Era a época dos cafés cantantes, das choperias tipicamente alemãs (Nilo Ruschel fala sobre elas em seu livro Rua da Praia *), do turfe (muito antes do futebol), do transporte fluvial de passageiros (a Varig só apareceria a partir dos anos 30), de uma relação mais próxima entre Porto Alegre e a região do Prata. Nessa época, o porto era a entrada da cidade, ligação principal do pequeno burgo açoriano (já cada vez menos açoriano) com o resto do mundo. 

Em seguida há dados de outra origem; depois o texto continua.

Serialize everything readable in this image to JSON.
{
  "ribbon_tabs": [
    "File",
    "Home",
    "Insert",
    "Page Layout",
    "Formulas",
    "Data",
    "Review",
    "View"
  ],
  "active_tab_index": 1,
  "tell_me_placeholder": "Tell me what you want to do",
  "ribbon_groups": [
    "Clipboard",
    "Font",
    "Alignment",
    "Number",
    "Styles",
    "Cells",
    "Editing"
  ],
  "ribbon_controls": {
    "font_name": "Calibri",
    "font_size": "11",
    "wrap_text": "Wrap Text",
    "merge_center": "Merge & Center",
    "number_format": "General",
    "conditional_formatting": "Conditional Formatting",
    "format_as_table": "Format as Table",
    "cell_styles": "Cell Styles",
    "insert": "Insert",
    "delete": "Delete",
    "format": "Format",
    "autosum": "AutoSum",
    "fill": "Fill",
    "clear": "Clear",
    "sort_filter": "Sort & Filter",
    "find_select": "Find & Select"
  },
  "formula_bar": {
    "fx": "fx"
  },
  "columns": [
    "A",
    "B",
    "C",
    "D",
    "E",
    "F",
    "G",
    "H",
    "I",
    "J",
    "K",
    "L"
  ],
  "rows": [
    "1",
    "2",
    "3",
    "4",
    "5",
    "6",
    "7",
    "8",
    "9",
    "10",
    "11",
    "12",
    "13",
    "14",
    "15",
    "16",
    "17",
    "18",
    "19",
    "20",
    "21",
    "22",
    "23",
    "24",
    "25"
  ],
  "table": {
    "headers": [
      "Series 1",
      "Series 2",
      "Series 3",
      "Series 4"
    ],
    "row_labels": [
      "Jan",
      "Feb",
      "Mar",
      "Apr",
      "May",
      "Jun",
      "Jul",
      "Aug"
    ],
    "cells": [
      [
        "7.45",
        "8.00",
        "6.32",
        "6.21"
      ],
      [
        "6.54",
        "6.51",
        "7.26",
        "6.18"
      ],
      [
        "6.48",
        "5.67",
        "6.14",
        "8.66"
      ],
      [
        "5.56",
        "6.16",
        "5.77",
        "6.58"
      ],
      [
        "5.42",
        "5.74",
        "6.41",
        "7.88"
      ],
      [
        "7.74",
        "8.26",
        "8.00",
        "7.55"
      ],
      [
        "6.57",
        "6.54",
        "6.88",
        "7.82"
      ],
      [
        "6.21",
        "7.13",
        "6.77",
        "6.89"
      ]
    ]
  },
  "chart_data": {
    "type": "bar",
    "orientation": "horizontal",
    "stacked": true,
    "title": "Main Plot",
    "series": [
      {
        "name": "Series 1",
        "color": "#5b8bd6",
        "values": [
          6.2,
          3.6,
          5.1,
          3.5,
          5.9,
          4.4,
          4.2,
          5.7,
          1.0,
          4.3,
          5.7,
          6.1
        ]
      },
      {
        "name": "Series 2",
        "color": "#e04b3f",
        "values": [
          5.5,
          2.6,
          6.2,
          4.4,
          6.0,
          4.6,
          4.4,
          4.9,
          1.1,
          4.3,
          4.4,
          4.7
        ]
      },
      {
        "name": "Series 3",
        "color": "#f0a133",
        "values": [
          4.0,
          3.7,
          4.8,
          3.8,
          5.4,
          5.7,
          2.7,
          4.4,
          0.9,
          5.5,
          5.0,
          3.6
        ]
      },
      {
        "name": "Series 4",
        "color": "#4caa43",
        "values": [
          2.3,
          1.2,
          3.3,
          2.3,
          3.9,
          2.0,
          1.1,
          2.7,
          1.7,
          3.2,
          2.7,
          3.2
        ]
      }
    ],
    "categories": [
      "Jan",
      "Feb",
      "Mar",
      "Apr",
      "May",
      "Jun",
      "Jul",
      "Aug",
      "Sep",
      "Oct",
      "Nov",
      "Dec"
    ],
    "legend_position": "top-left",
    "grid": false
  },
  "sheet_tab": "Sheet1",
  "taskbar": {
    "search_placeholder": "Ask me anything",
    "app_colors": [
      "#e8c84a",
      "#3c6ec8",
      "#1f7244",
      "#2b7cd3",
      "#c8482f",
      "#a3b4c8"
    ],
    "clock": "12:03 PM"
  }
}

E, nessa esquina da foto, ficavam as grandes confeitarias da Rua da Praia, a Schramm (que tinha dois andares, café cantante e espaço para festas, num prédio onde parte dele foi mal e mal mas ainda sobrevive) e a Central (ligado ao cinema, de mesmo nome, e que marcou época), do outro lado da rua na foto. E a própria General Câmara, como vocês devem lembrar quem leu Os Ratos, do Dionélio Machado, era a rua dos tabelionatos, das bancas de advogados, escritórios em geral - era o cérebro da cidade No topo da Ladeira, naturalmente, tanto ficava quanto hoje ainda fica o coração político da urbe.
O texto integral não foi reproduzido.